In Indiana, a wrongful death claim is a civil suit. This means that the claim must be filed by a personal representative of the deceased’s estate. This representative could vary per the deceased’s status:
- If the deceased person was married, his or her spouse can file a wrongful death claim in Indiana.
- If the deceased was not married, adult children may file a claim.
- If the deceased person had dependent children, they can bring an action for a wrongful death suit. In this instance, the surviving spouse or another personal representative can also bring an action on behalf of the children. The goal would be to obtain damages for the children’s loss of love, affection, and parental guidance. They may also obtain damages for the loss of financial support. The specific amount is determined by a jury.

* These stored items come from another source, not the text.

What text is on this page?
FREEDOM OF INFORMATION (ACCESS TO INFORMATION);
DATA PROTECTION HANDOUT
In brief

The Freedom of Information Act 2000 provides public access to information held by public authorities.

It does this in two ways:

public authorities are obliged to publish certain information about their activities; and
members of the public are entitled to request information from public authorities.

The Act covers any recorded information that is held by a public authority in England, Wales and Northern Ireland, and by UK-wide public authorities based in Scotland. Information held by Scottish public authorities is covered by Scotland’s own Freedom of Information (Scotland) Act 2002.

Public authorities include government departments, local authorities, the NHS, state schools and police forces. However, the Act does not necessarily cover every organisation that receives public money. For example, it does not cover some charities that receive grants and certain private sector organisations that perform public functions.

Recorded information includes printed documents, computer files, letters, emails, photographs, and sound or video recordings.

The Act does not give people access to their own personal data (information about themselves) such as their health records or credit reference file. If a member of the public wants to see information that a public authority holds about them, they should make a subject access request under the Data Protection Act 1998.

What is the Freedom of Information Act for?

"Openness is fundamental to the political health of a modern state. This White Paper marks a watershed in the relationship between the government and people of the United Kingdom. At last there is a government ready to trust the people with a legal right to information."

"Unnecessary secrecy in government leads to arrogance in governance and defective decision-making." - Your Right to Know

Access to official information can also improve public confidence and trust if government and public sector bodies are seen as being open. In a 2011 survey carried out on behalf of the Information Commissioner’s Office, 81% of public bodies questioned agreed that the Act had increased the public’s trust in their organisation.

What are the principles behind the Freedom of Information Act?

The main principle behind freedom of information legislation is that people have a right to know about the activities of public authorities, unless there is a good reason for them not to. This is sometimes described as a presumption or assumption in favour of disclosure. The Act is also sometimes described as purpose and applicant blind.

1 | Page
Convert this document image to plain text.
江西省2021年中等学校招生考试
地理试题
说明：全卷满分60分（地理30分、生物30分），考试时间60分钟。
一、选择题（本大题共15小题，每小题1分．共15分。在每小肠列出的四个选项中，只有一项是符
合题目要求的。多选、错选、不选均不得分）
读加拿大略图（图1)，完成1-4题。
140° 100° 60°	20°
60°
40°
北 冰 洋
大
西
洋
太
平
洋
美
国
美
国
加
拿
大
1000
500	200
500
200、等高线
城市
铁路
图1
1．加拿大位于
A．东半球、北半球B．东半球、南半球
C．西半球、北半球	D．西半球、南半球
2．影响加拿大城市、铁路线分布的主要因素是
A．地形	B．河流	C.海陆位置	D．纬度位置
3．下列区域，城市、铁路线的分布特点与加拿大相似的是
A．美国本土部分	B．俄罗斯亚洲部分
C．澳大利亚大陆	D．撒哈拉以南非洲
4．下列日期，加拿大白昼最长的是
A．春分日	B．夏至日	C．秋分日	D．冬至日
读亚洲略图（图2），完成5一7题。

- If the deceased was not married, and did not have children at the time of death, the options for representatives is very limited. Consult with an Indianapolis personal injury attorney for a complete list of acceptable candidates. Damages in such cases are also limited.
- If a wrongful death claim involves a child, one or both parents may file a claim. If the child’s parents are divorced, the parent who had legal custody of the child is the representative. If both parents of the child are deceased or have lost legal custody, the child’s legal guardian must file the claim.
- If the deceased was a young adult, his or her parents may file a wrongful death claim for the loss of love caused by the death. Damages are capped at $300,000.
- Siblings of the deceased may not file a claim in Indiana.
- Significant others may not file a claim in Indiana.